Capitol Hill

Death to the death tax


As Benjamin Franklin said in 1789: "In this world, nothing can be said to be certain except death and taxes." Sadly, his words hold true 226 years later as the federal government continues to tax estates after death.

For many family-owned businesses, the estate tax is a real and heavy burden, causing families to spend thousands of dollars on estate planners, accountants and life insurance policies to protect their businesses for future generations or stockpile profits to soften the blow when the federal government comes calling. This leads to more money being left on the sidelines rather than being reinvested in growing a business or creating new jobs.

Given that most of the value in construction businesses is tied to illiquid assets such as land, buildings and equipment, it is difficult for many businesses to pay the taxes outright. As such, new owners often are forced to sell these assets or the business itself to pay the tax.

A fight to repeal

NRCA has been a member of the Family Business Estate Tax Coalition for a number of years. The coalition's goal is to ultimately repeal the estate tax. Currently, businesses are taxed at 40 percent after a $5 million exemption per spouse indexed for inflation. For 2015, that equals $5.43 million per spouse.

Recently, legislation was introduced in the House and Senate that would fully repeal the estate tax. In the House, Congressmen Kevin Brady (R-Texas) and Stanford Bishop (D-Ga.) are championing the bill, while Senator John Thune (R-S.D.) is leading the charge in the Senate.

In March, a House Ways and Means subcommittee held a hearing on this issue and heard testimony from family farmers and business owners about the effects the estate tax has had on them. They spoke about the constant fear that a loved one would pass away and that they would be faced with a huge tax bill on top of coping with their loss and keeping the business running.
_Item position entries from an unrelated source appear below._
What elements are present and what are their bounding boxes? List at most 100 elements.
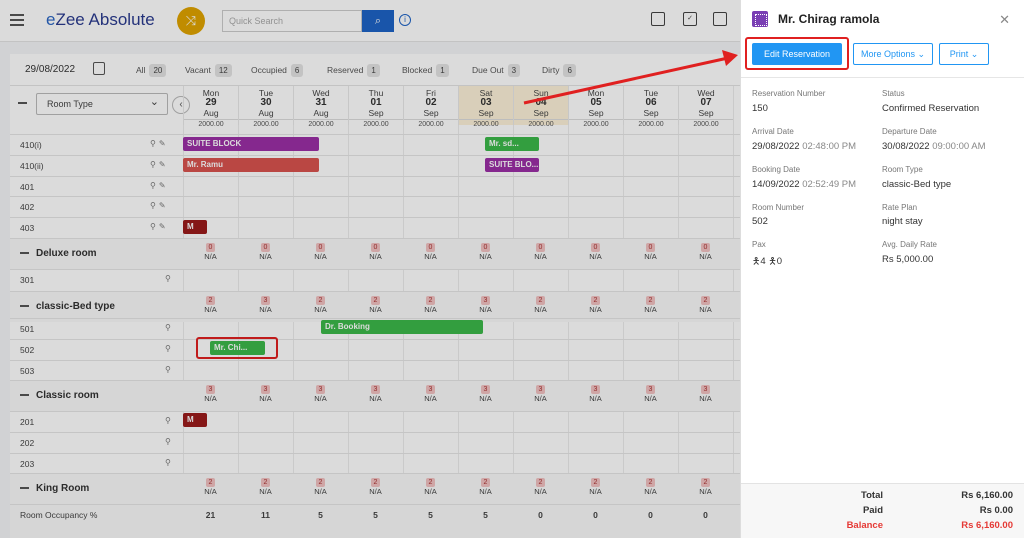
availability-cell[interactable]: 2 N/A [513,477,568,496]
availability-cell[interactable]: 2 N/A [293,477,348,496]
room-type-select[interactable]: Room Type [36,93,168,115]
collapse-all-icon[interactable] [18,102,27,104]
room-number: 201 [20,417,35,427]
availability-cell[interactable]: 3 N/A [403,384,458,403]
availability-cell[interactable]: 0 N/A [568,242,623,261]
availability-cell[interactable]: 3 N/A [348,384,403,403]
search-button[interactable]: ⌕ [362,10,394,32]
availability-cell[interactable]: 2 N/A [183,477,238,496]
filter-blocked[interactable]: Blocked 1 [402,64,449,77]
room-status-icons[interactable]: ⚲✎ [150,181,169,190]
room-status-icons[interactable]: ⚲✎ [150,139,169,148]
availability-cell[interactable]: 2 N/A [293,295,348,314]
calendar-check-icon[interactable]: ✓ [683,12,697,26]
availability-cell[interactable]: 2 N/A [348,295,403,314]
current-date[interactable]: 29/08/2022 [25,64,75,75]
availability-cell[interactable]: 0 N/A [403,242,458,261]
reservation-icon [752,11,768,27]
date-picker-icon[interactable] [93,62,105,75]
print-button[interactable]: Print ⌄ [939,43,989,65]
room-status-icons[interactable]: ⚲ [165,416,174,425]
availability-cell[interactable]: 2 N/A [183,295,238,314]
room-status-icons[interactable]: ⚲✎ [150,160,169,169]
availability-cell[interactable]: 2 N/A [678,295,733,314]
availability-cell[interactable]: 3 N/A [183,384,238,403]
availability-cell[interactable]: 3 N/A [293,384,348,403]
status-value: Confirmed Reservation [882,103,980,114]
availability-cell[interactable]: 3 N/A [238,295,293,314]
room-status-icons[interactable]: ⚲ [165,323,174,332]
booking-suite-block_2[interactable]: SUITE BLO... [485,158,539,172]
filter-due-out[interactable]: Due Out 3 [472,64,521,77]
filter-vacant[interactable]: Vacant 12 [185,64,232,77]
booking-m2[interactable]: M [183,413,207,427]
room-grid: Room Type ‹ Mon29Aug2000.00Tue30Aug2000.… [10,86,740,538]
availability-cell[interactable]: 2 N/A [678,477,733,496]
calendar-add-icon[interactable] [651,12,665,26]
menu-icon[interactable] [10,14,24,26]
availability-cell[interactable]: 2 N/A [513,295,568,314]
availability-cell[interactable]: 0 N/A [678,242,733,261]
availability-cell[interactable]: 2 N/A [403,295,458,314]
availability-cell[interactable]: 2 N/A [458,477,513,496]
availability-cell[interactable]: 0 N/A [238,242,293,261]
filter-occupied[interactable]: Occupied 6 [251,64,304,77]
close-icon[interactable]: ✕ [999,12,1010,28]
room-status-icons[interactable]: ⚲ [165,458,174,467]
availability-cell[interactable]: 3 N/A [458,295,513,314]
booking-mr-sd[interactable]: Mr. sd... [485,137,539,151]
room-status-icons[interactable]: ⚲ [165,274,174,283]
room-status-icons[interactable]: ⚲✎ [150,222,169,231]
filter-reserved[interactable]: Reserved 1 [327,64,380,77]
info-icon[interactable]: i [399,14,411,26]
availability-cell[interactable]: 3 N/A [238,384,293,403]
room-status-icons[interactable]: ⚲ [165,437,174,446]
filter-dirty[interactable]: Dirty 6 [542,64,576,77]
calendar-icon[interactable] [713,12,727,26]
availability-cell[interactable]: 2 N/A [403,477,458,496]
day-header: Mon 05 Sep 2000.00 [568,86,623,128]
availability-cell[interactable]: 3 N/A [623,384,678,403]
filter-all[interactable]: All 20 [136,64,167,77]
room-number: 503 [20,366,35,376]
paid-value: Rs 0.00 [979,505,1013,516]
more-options-button[interactable]: More Options ⌄ [853,43,933,65]
availability-cell[interactable]: 3 N/A [678,384,733,403]
edit-reservation-button[interactable]: Edit Reservation [752,43,842,65]
availability-cell[interactable]: 0 N/A [348,242,403,261]
reservation-number-label: Reservation Number [752,89,826,98]
availability-cell[interactable]: 0 N/A [183,242,238,261]
availability-cell[interactable]: 0 N/A [513,242,568,261]
room-number-value: 502 [752,216,768,227]
rate-plan-value: night stay [882,216,923,227]
booking-m1[interactable]: M [183,220,207,234]
occupancy-value: 5 [428,510,433,520]
collapse-group-icon[interactable] [20,252,29,254]
availability-cell[interactable]: 2 N/A [568,295,623,314]
shuffle-icon[interactable]: ⤨ [177,7,205,35]
collapse-group-icon[interactable] [20,487,29,489]
availability-cell[interactable]: 2 N/A [623,477,678,496]
availability-cell[interactable]: 3 N/A [568,384,623,403]
availability-cell[interactable]: 2 N/A [348,477,403,496]
availability-cell[interactable]: 3 N/A [513,384,568,403]
room-status-icons[interactable]: ⚲ [165,365,174,374]
rate-plan-label: Rate Plan [882,203,918,212]
booking-dr-booking[interactable]: Dr. Booking [321,320,483,334]
room-status-icons[interactable]: ⚲ [165,344,174,353]
availability-cell[interactable]: 0 N/A [458,242,513,261]
availability-cell[interactable]: 0 N/A [293,242,348,261]
collapse-group-icon[interactable] [20,305,29,307]
availability-cell[interactable]: 2 N/A [238,477,293,496]
booking-suite-block_1[interactable]: SUITE BLOCK [183,137,319,151]
booking-mr-ramu[interactable]: Mr. Ramu [183,158,319,172]
day-header: Wed 31 Aug 2000.00 [293,86,348,128]
reservation-panel: Mr. Chirag ramola ✕ Edit Reservation Mor… [740,0,1024,538]
availability-cell[interactable]: 3 N/A [458,384,513,403]
availability-cell[interactable]: 2 N/A [568,477,623,496]
availability-cell[interactable]: 0 N/A [623,242,678,261]
search-input[interactable]: Quick Search [222,10,362,32]
availability-cell[interactable]: 2 N/A [623,295,678,314]
room-status-icons[interactable]: ⚲✎ [150,201,169,210]
collapse-group-icon[interactable] [20,394,29,396]
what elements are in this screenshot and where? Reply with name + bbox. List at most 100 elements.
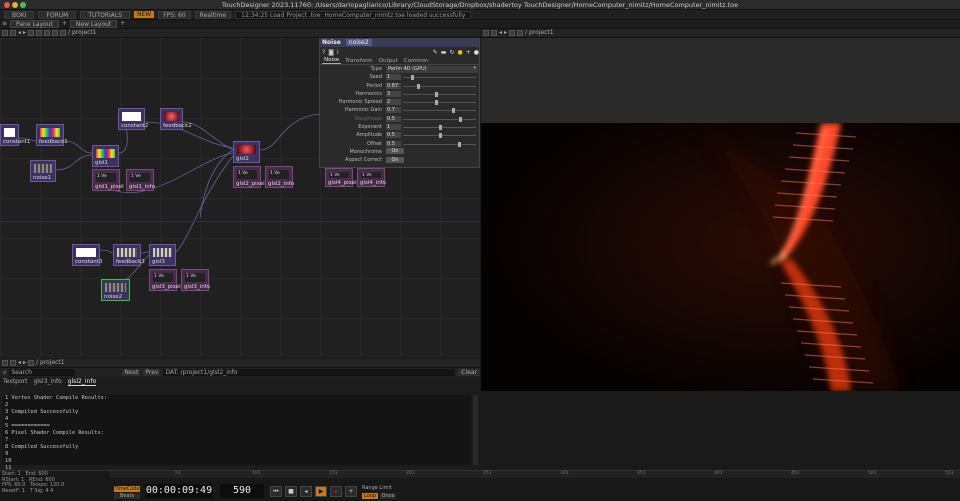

Full repeal of the estate tax is almost universally supported by Republicans. Even some Democrats acknowledge the need to protect small businesses, but most are more concerned with protecting only family farms and insist the "rich pay their fair share."

The coalition argues family businesses already pay a number of taxes, including income, sales, payroll and property taxes. Yet Democrats believe the government can allocate dollars better than a business owner trying to operate a family business.

President Obama repeatedly has attempted to change the estate tax. In his fiscal year 2016 budget, he called for a return to the 2009 estate tax levels of a $3.5 million exemption, not indexed for inflation, and a 40 percent tax rate.

Before that, as part of his tax reform proposal, he called on Congress to "close the trust fund loophole" by changing the tax treatment of certain inherited assets by requiring capital gains taxes to be paid on a "carry-over basis" rather than a "stepped-up basis." The stepped-up basis for inherited assets refers to the fact that capital gains on assets held until death are taxed only on gains incurred after the property has been received.

Slow progress

Sadly, Washington, D.C., has been crippled by partisan gridlock for a number of years because of political gamesmanship. The last time the House voted to repeal the death tax was 2005. The bill overwhelmingly was supported in the House, but it failed to reach the Senate floor for a vote. Since 2005, a number of new pro-business members of Congress have prompted a groundswell of support to bring this legislation up for a vote this Congress.

During the Senate budget debate earlier this year, Thune offered a nonbinding amendment that tested senators' support on whether to repeal the estate tax. The amendment passed 54-46, with one Republican voting against the measure and only one Democrat supporting it. This still falls six votes shy of the threshold needed to move forward in the Senate. However, a vote would likely pass the House of Representatives. It is expected President Obama would veto any repeal legislation that made it to his desk.

While efforts to pass the legislation as a standalone bill continue, there still is the overall goal to reform the nation's tax code. In comments submitted to the two tax-writing committees, NRCA has advocated any proposal should include fully repealing the estate tax.

Although real tax reform is not likely to happen during this Congress given the philosophical differences in tax policy between Democrats and Republicans, it is incredibly important NRCA continue to actively engage with lawmakers to highlight specific concerns the roofing industry has with any proposal that may be used as a blueprint in future legislation.

Andrew Felz is NRCA's manager of federal affairs.